Например, Екатерина Бобринская, вдохновившись известиями о бытовом национализме некоторых русских авангардистов, спешит подверстать тоталитарную (коммунистическую) перспективу рус­ского футуризма к оной же, но фашистской перспективе итальян­ского и немецкого. Тщетно указывать автору на некоторые различия национализма и интернационализма. Надо мысль порешить: русский авангард-де питается национализмом и имперскими мифами. Дока­зать такое отнюдь не легко. Текстом Бобринской проиллюстриро­вать легче обратное. Во-первых, “русских футуристов интересовали не внешние формы, а внутренняя динамика и ритм национального стиля действия (??? — М.К.), не историческая, но метафизическая, «бес­предметная» формула национального”. Во-вторых, “футу­ри­сти­че­ская формула русского национализма не просто входила в проти­воречие с историческими стереотипами, но могла показаться отри­цанием самих основ национализма”. В-третьих, “имперские мотивы у футуристов не имели ничего общего с существовавшей русской госу­дарственностью и во многом противостояли ей”... Это она называет на­ционал-империализмом.

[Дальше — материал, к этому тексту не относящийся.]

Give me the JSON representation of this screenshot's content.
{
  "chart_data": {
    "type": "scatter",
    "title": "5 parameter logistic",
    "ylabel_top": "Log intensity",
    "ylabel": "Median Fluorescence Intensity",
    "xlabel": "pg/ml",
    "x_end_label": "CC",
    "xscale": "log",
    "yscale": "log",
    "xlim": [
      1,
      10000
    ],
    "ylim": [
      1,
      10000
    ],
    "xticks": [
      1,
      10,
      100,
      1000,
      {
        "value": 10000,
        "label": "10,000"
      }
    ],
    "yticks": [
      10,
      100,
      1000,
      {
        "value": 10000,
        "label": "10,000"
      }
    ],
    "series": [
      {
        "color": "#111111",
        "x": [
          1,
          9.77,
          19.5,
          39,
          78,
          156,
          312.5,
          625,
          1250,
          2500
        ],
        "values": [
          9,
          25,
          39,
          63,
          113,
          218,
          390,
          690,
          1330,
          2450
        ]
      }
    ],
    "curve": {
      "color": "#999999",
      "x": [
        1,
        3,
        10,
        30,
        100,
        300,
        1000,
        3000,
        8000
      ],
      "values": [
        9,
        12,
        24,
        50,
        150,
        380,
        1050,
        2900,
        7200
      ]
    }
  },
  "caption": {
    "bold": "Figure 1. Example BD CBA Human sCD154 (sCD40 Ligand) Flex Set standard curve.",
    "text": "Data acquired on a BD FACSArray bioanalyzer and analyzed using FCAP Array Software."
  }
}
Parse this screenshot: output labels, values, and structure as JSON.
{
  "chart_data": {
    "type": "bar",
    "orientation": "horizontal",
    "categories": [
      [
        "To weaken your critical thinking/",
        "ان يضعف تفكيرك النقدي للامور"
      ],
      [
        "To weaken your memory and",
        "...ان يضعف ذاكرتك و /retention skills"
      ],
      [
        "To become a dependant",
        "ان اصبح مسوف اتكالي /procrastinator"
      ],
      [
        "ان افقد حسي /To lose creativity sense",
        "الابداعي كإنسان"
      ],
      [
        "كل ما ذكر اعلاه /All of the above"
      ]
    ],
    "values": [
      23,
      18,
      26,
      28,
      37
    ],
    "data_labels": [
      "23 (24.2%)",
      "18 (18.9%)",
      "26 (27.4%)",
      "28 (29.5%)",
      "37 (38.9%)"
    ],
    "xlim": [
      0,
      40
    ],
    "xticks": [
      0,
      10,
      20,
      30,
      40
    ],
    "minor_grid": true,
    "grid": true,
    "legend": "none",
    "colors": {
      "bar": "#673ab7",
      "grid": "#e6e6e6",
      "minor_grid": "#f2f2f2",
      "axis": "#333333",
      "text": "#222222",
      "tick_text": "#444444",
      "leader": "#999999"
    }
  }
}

Аргументы рассыпались. Но в “бес­пред­метности” Бобринской видится все что угодно. Захочет — увидит оккупацию Прибалтики в черном квадрате. Ей дорого слово. Ибо только с ним пускают в “интернациональный контекст”, где у каж­дого русского в паспорте от рождения пропечатано: империалист.

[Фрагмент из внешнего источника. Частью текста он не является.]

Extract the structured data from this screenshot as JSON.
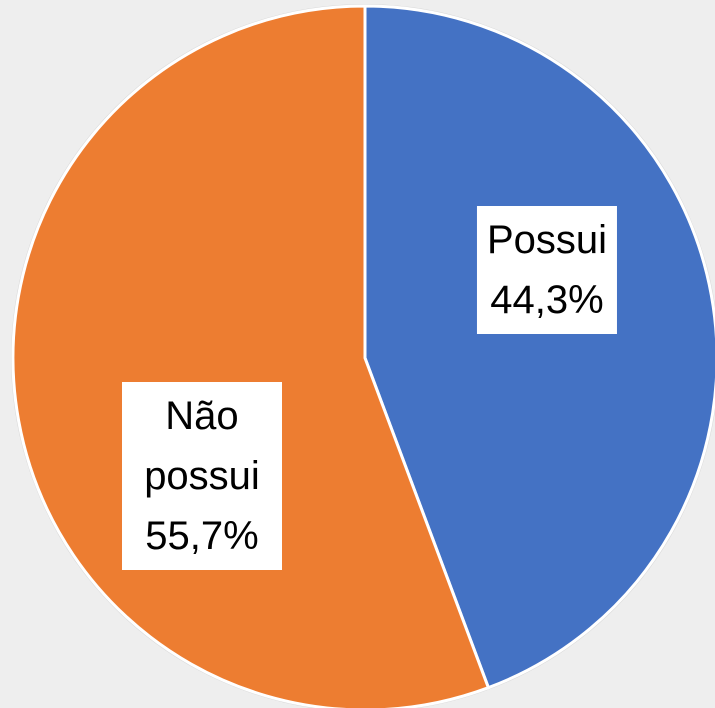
{
  "chart_data": {
    "type": "pie",
    "categories": [
      "Possui",
      "Não possui"
    ],
    "values": [
      44.3,
      55.7
    ],
    "value_labels": [
      "44,3%",
      "55,7%"
    ],
    "colors": [
      "#4472c4",
      "#ed7d31"
    ]
  }
}
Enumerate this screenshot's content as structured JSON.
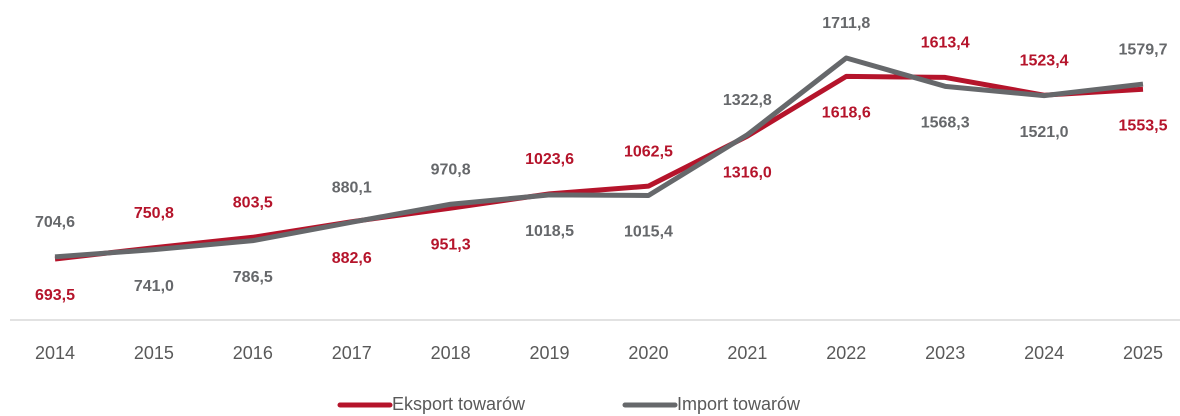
{
  "chart_data": {
    "type": "line",
    "categories": [
      "2014",
      "2015",
      "2016",
      "2017",
      "2018",
      "2019",
      "2020",
      "2021",
      "2022",
      "2023",
      "2024",
      "2025"
    ],
    "series": [
      {
        "name": "Eksport towarów",
        "color": "#b5142b",
        "values": [
          693.5,
          750.8,
          803.5,
          882.6,
          951.3,
          1023.6,
          1062.5,
          1316.0,
          1618.6,
          1613.4,
          1523.4,
          1553.5
        ],
        "value_labels": [
          "693,5",
          "750,8",
          "803,5",
          "882,6",
          "951,3",
          "1023,6",
          "1062,5",
          "1316,0",
          "1618,6",
          "1613,4",
          "1523,4",
          "1553,5"
        ]
      },
      {
        "name": "Import towarów",
        "color": "#66686b",
        "values": [
          704.6,
          741.0,
          786.5,
          880.1,
          970.8,
          1018.5,
          1015.4,
          1322.8,
          1711.8,
          1568.3,
          1521.0,
          1579.7
        ],
        "value_labels": [
          "704,6",
          "741,0",
          "786,5",
          "880,1",
          "970,8",
          "1018,5",
          "1015,4",
          "1322,8",
          "1711,8",
          "1568,3",
          "1521,0",
          "1579,7"
        ]
      }
    ],
    "legend": "bottom"
  }
}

К счастью, иные авторы больше думают о существе. Даже изо­бретенное Анатолием Прохоровым предельно общее и зыбкое поня­тие “экранной культуры” (в противоположность книжной) выглядит вполне внятным. В беседе с редактором А. Прохоров уничтожает надежды энтузиастов на глобальный культурный переворот в связи с изобретением очередного телеграфа (компьютеров и телекоммуни­каций). На жадный вопрос “Что же изменится (с победой «экранов» над нами и нашими книгами)?” Прохоров мстит: “Ничего... Береж­ность, с которой новые технологии относятся к старой культуре, поразительна и увеличивается с каждым шагом, доходя до прямого воспроизводства ее феноменов на новых носителях”. И т.д., зачас­тую умно и наблюдательно.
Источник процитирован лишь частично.